AI can decode digital data stored in DNA in minutes instead of days

Artificial intelligence can read data stored in DNA strands within 10 minutes instead of the required days for previous methods, bringing DNA storage closer to practical use in computing.

“DNA can store large amounts of data in an extremely compact form and remain intact for thousands of years,” says Daniella Bar-Lev at the University of California, San Diego. “In addition, DNA is naturally replicable and offers a unique advantage for prolonged data protection.”

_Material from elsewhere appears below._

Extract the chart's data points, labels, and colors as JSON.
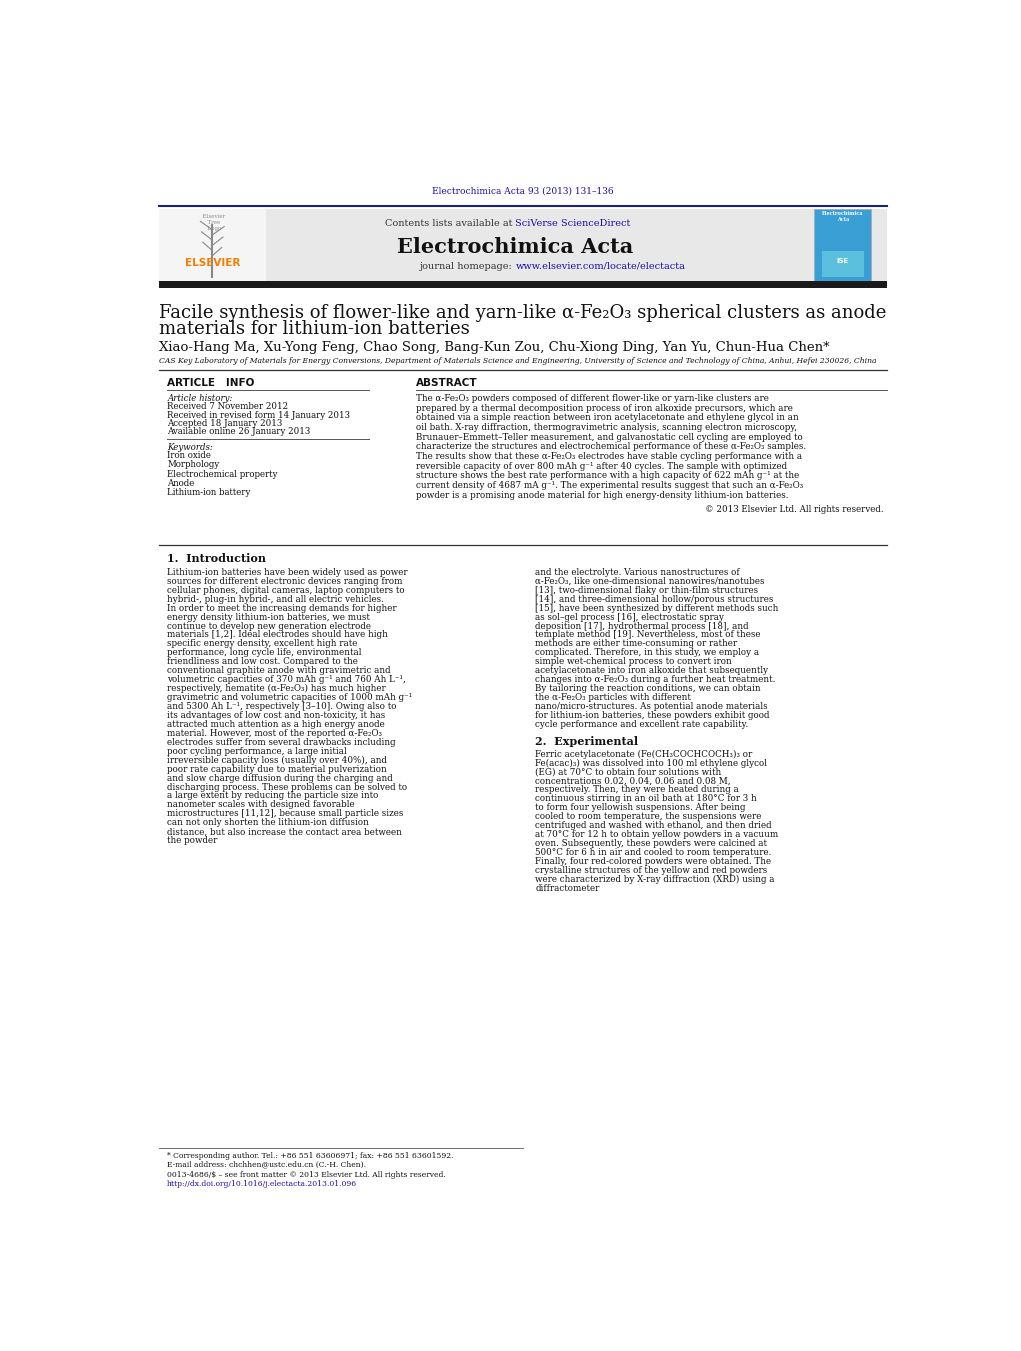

However, retrieving the information coded in DNA is a monumental challenge because the threads are mixed and wander together when stored. During the data coding process, individual threads are sometimes replicated imperfect and some fragments can be completely lost. As a result, reading data stored in DNA can look like the reconstruction of a book from a checkout daughter with shredded, writing error-ridden pages.

“Traditional methods struggle with this chaos and require treatment days,” says Bar-Lev. The new approach “Streamline this with AI trained to see patterns in noise,” she says.

Bar-Lev and her colleagues developed an AI-POWRED method called DNAforms that can quickly and accurately decode virgin DNA sequences. The system included a deep learning AI model trained to Remadtruct DNA sequences, a separate computer algorithm that identifies and corrects errors and a third decoing algorithm that converts Everhything back to digital data, while

In the experiment, DNAforms could read 100 megabytes DNA storage data almost 90 times faster than the next quick method developed with traditional, rules-based computer algorithms the better or comparable accuracy obtained. The decoded data included a colored image of test tubes, a 24-second audio clip of astronaut Neil Armstrong’s famous moon landing speech and written text on why DNA is a promising data storage medium.

The team plans to develop versions of DNAforms tailored to recent techniques, forced data to DNA, says Omer Sabary at Technion – Israel Institute of Technology.

“Of crucial importance, for the procedure is not dependent on specific [DNA] Synthesis or sequencing methods, it can be adapted to future, as-yy -unddéd technologies that can be commercially viable, ”he says.